A l’heure où les manifestations battent leur plein à Tunis, les Tunisiens de France réagissent avec moins d’ardeur face aux événements qui agitent à nouveau leur pays, après la mort de Chokri Belaïd, le 6 février dernier.
C’est avec résignation que Seif Ben Mrad, parle de ce pays qu’il a quitté il y a dix ans pour « venir respirer la démocratie » de l’autre côté de la Méditerranée. Pour cet hôtelier, la mort du leader du parti des Patriotes démocrates (mouvement d’opposition tunisien de gauche) n’est que l’amorce d’une transition vers la démocratie. « Il fallait s’y attendre. C’est triste mais je crois en la conscience du peuple tunisien pour redresser le pays.» En revanche, pas question de soutenir l’appel à la grève de l’UGTT, la centrale syndicale qui a réuni des milliers de pourfendeurs du pouvoir en place à l’occasion des funérailles de Chokri Belaïd. « Il faut respecter l’Etat de droit, les syndicats font de la petite politique pour renforcer l’électorat de gauche. Si on veut contester, il faut le faire de manière légale.» L’homme passe sous silence les dérives extrémistes de Ennahda, le parti au pouvoir. « Les problèmes sociétaux et économiques tunisiens ne sont que la conséquence du régime corrompu de Ben Ali, il faut du changement».

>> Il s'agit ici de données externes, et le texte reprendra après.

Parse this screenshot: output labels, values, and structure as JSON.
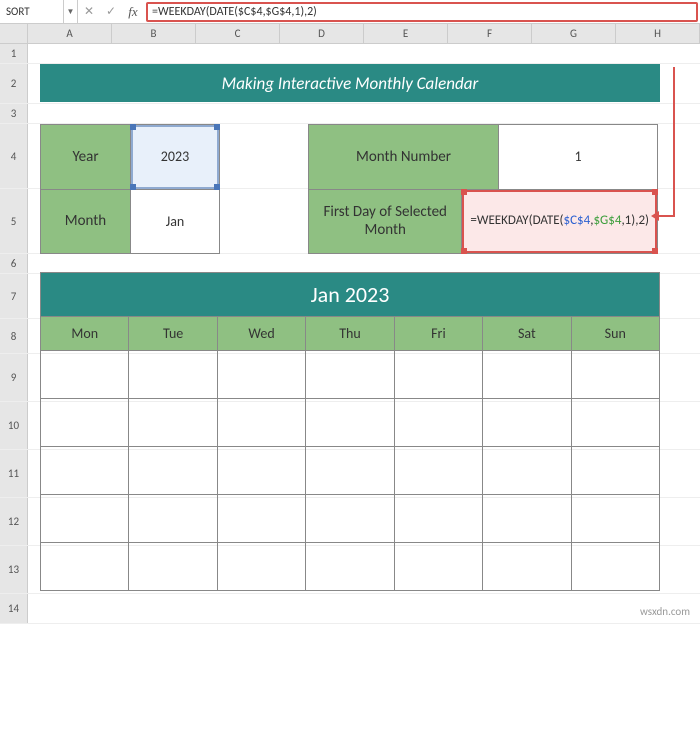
{
  "name_box": "SORT",
  "formula_bar": "=WEEKDAY(DATE($C$4,$G$4,1),2)",
  "columns": [
    "A",
    "B",
    "C",
    "D",
    "E",
    "F",
    "G",
    "H"
  ],
  "rows": [
    "1",
    "2",
    "3",
    "4",
    "5",
    "6",
    "7",
    "8",
    "9",
    "10",
    "11",
    "12",
    "13",
    "14"
  ],
  "title": "Making Interactive Monthly Calendar",
  "controls_left": {
    "year_label": "Year",
    "year_value": "2023",
    "month_label": "Month",
    "month_value": "Jan"
  },
  "controls_right": {
    "mn_label": "Month Number",
    "mn_value": "1",
    "fd_label": "First Day of Selected Month",
    "formula_prefix": "=WEEKDAY(DATE(",
    "formula_ref1": "$C$4",
    "formula_comma1": ",",
    "formula_ref2": "$G$4",
    "formula_suffix": ",1),2)"
  },
  "calendar": {
    "title": "Jan 2023",
    "days": [
      "Mon",
      "Tue",
      "Wed",
      "Thu",
      "Fri",
      "Sat",
      "Sun"
    ]
  },
  "watermark": "wsxdn.com"
}
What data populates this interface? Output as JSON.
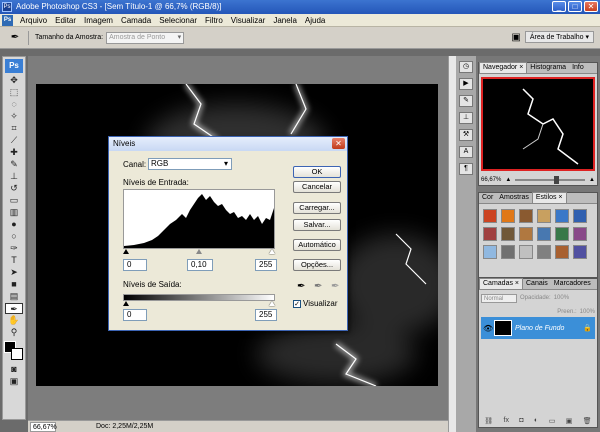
{
  "window": {
    "title": "Adobe Photoshop CS3 - [Sem Título-1 @ 66,7% (RGB/8)]",
    "minimize": "_",
    "maximize": "□",
    "close": "✕"
  },
  "menu": {
    "logo": "Ps",
    "items": [
      "Arquivo",
      "Editar",
      "Imagem",
      "Camada",
      "Selecionar",
      "Filtro",
      "Visualizar",
      "Janela",
      "Ajuda"
    ]
  },
  "options": {
    "sample_label": "Tamanho da Amostra:",
    "sample_value": "Amostra de Ponto",
    "workspace": "Área de Trabalho ▾"
  },
  "toolbox": {
    "logo": "Ps"
  },
  "status": {
    "zoom": "66,67%",
    "doc": "Doc: 2,25M/2,25M"
  },
  "panels": {
    "navigator": {
      "tabs": [
        "Navegador ×",
        "Histograma",
        "Info"
      ],
      "zoom": "66,67%"
    },
    "styles": {
      "tabs": [
        "Cor",
        "Amostras",
        "Estilos ×"
      ],
      "swatches": [
        "#cc4422",
        "#e07818",
        "#8a5a30",
        "#c8a060",
        "#3a78c8",
        "#3060b0",
        "#a04040",
        "#705838",
        "#b07840",
        "#4878b0",
        "#387848",
        "#884888",
        "#90b8e0",
        "#707070",
        "#c0c0c0",
        "#808080",
        "#a86030",
        "#5050a0"
      ]
    },
    "layers": {
      "tabs": [
        "Camadas ×",
        "Canais",
        "Marcadores"
      ],
      "mode": "Normal",
      "opacity_label": "Opacidade:",
      "opacity": "100%",
      "fill_label": "Preen.:",
      "fill": "100%",
      "layer_name": "Plano de Fundo"
    }
  },
  "dialog": {
    "title": "Níveis",
    "channel_label": "Canal:",
    "channel_value": "RGB",
    "input_label": "Níveis de Entrada:",
    "input_black": "0",
    "input_gamma": "0,10",
    "input_white": "255",
    "output_label": "Níveis de Saída:",
    "output_black": "0",
    "output_white": "255",
    "buttons": {
      "ok": "OK",
      "cancel": "Cancelar",
      "load": "Carregar...",
      "save": "Salvar...",
      "auto": "Automático",
      "options": "Opções..."
    },
    "preview_label": "Visualizar",
    "preview_checked": true
  }
}
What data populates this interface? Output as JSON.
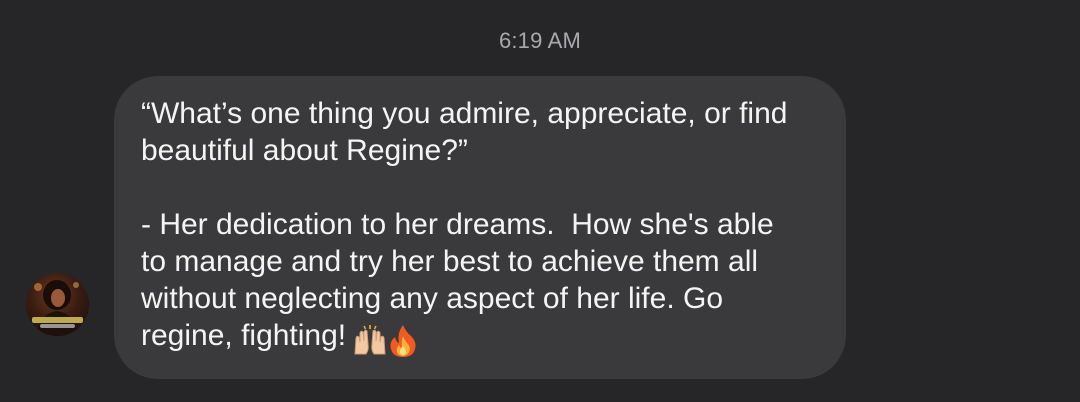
{
  "chat": {
    "timestamp": "6:19 AM",
    "message": {
      "text": "“What’s one thing you admire, appreciate, or find\nbeautiful about Regine?”\n\n- Her dedication to her dreams.  How she's able\nto manage and try her best to achieve them all\nwithout neglecting any aspect of her life. Go\nregine, fighting!",
      "emojis": [
        "raising-hands-emoji",
        "fire-emoji"
      ]
    },
    "sender": {
      "avatar_icon": "profile-avatar"
    }
  },
  "colors": {
    "background": "#262628",
    "bubble": "#3a3a3c",
    "text": "#f4f4f4",
    "timestamp": "#a9a9ad"
  }
}
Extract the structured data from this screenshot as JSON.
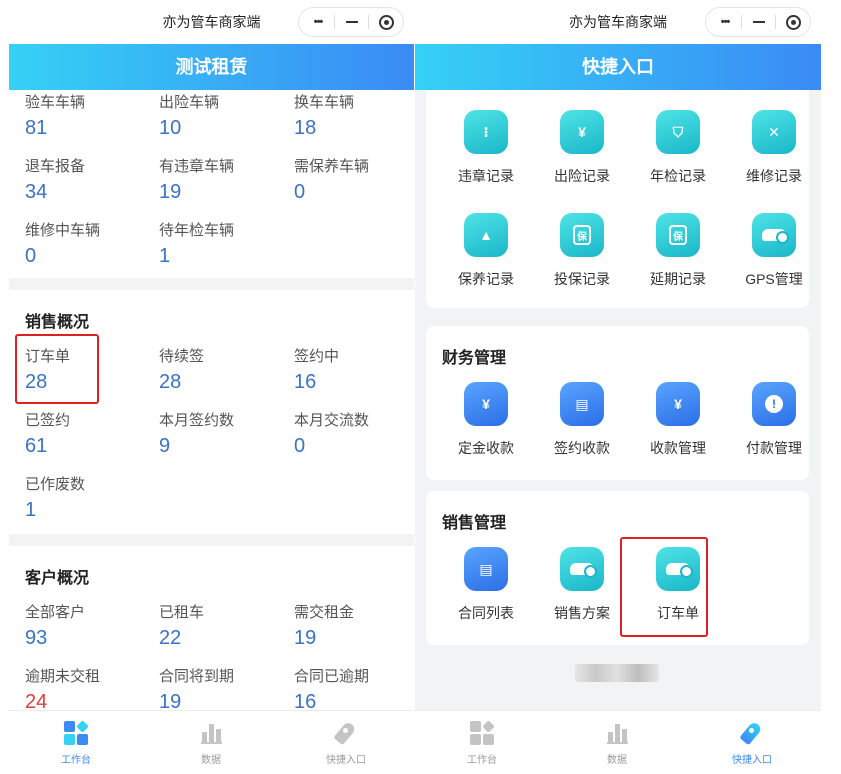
{
  "left": {
    "app_title": "亦为管车商家端",
    "page_title": "测试租赁",
    "vehicle_stats": [
      {
        "label": "验车车辆",
        "value": "81"
      },
      {
        "label": "出险车辆",
        "value": "10"
      },
      {
        "label": "换车车辆",
        "value": "18"
      },
      {
        "label": "退车报备",
        "value": "34"
      },
      {
        "label": "有违章车辆",
        "value": "19"
      },
      {
        "label": "需保养车辆",
        "value": "0"
      },
      {
        "label": "维修中车辆",
        "value": "0"
      },
      {
        "label": "待年检车辆",
        "value": "1"
      }
    ],
    "sales_title": "销售概况",
    "sales_stats": [
      {
        "label": "订车单",
        "value": "28"
      },
      {
        "label": "待续签",
        "value": "28"
      },
      {
        "label": "签约中",
        "value": "16"
      },
      {
        "label": "已签约",
        "value": "61"
      },
      {
        "label": "本月签约数",
        "value": "9"
      },
      {
        "label": "本月交流数",
        "value": "0"
      },
      {
        "label": "已作废数",
        "value": "1"
      }
    ],
    "customer_title": "客户概况",
    "customer_stats": [
      {
        "label": "全部客户",
        "value": "93"
      },
      {
        "label": "已租车",
        "value": "22"
      },
      {
        "label": "需交租金",
        "value": "19"
      },
      {
        "label": "逾期未交租",
        "value": "24"
      },
      {
        "label": "合同将到期",
        "value": "19"
      },
      {
        "label": "合同已逾期",
        "value": "16"
      }
    ]
  },
  "right": {
    "app_title": "亦为管车商家端",
    "page_title": "快捷入口",
    "vehicle_section": {
      "items": [
        {
          "label": "违章记录",
          "icon": "traffic-light-icon"
        },
        {
          "label": "出险记录",
          "icon": "accident-icon"
        },
        {
          "label": "年检记录",
          "icon": "inspection-shield-icon"
        },
        {
          "label": "维修记录",
          "icon": "repair-tools-icon"
        },
        {
          "label": "保养记录",
          "icon": "oil-can-icon"
        },
        {
          "label": "投保记录",
          "icon": "insurance-icon"
        },
        {
          "label": "延期记录",
          "icon": "extension-icon"
        },
        {
          "label": "GPS管理",
          "icon": "gps-car-icon"
        }
      ],
      "insurance_glyph": "保",
      "extension_glyph": "保"
    },
    "finance_section": {
      "title": "财务管理",
      "items": [
        {
          "label": "定金收款",
          "icon": "deposit-icon"
        },
        {
          "label": "签约收款",
          "icon": "contract-payment-icon"
        },
        {
          "label": "收款管理",
          "icon": "receipt-icon"
        },
        {
          "label": "付款管理",
          "icon": "payment-alert-icon"
        }
      ]
    },
    "sales_section": {
      "title": "销售管理",
      "items": [
        {
          "label": "合同列表",
          "icon": "contract-list-icon"
        },
        {
          "label": "销售方案",
          "icon": "sales-plan-car-icon"
        },
        {
          "label": "订车单",
          "icon": "order-car-icon"
        }
      ]
    }
  },
  "tabbar": {
    "tabs": [
      {
        "label": "工作台",
        "icon": "workbench-icon"
      },
      {
        "label": "数据",
        "icon": "data-chart-icon"
      },
      {
        "label": "快捷入口",
        "icon": "rocket-icon"
      }
    ]
  },
  "colors": {
    "accent_blue": "#3a8bf5",
    "header_gradient_start": "#35d1f5",
    "value_blue": "#3a72c6",
    "warning_red": "#e23b3b",
    "highlight_box": "#e02020"
  }
}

Un défilé à Paris pour exprimer leur douleur
Radhia et sa fille Ines tiennent une boulangerie dans le nord de Paris. Dans la petite boutique, elles confient les craintes qui les assaillent. Le frère de Radhia vit à Tunis, non loin de l’avenue Bourguiba, là où s’exprime la contestation. «Je prends de ses nouvelles plusieurs fois par jour car les débordements m’inquiètent.» Toutefois la confiance des deux femmes envers le régime actuel ne semble pas entamée. « J’ai espoir en Ennahda, ils sauront rétablir la sécurité dans le pays » affirme t-elle avec ardeur.
Fethi Medimagh, lui, déplore la mort de l’opposant. « J’admirais ses discours, c’était pas une langue de bois lui au moins !» s’exclame -t-il. L’homme vit en France depuis 25 ans et suit de près ce qu’il se passe au bled. « Il nous faut de nouvelles élections, Ennahda n’est pas suffisamment expérimenté pour gouverner».
Samedi dernier, les sympathisants de l’Association démocratique des Tunisiens de France (ADTF) ont défilé dans le XVIIIème arrondissement de la capitale pour exprimer leur douleur suite à la perte d’une «grande figure» de la gauche tunisienne. Ils tiennent les salafistes proches d’Ennahda pour responsables du meurtre. « Les islamistes au pouvoir s’en prennent aux démocrates depuis bientôt deux ans » s’indigne Mohsen Kocht, trésorier de l’association. Pour lui, les événements du 6 février imposent d’examiner sans tarder une Constitution qui se fait désirer depuis le 23 octobre 2011, date à laquelle l’Assemblée constituante s’est formée pour définir les contours d’un nouveau régime.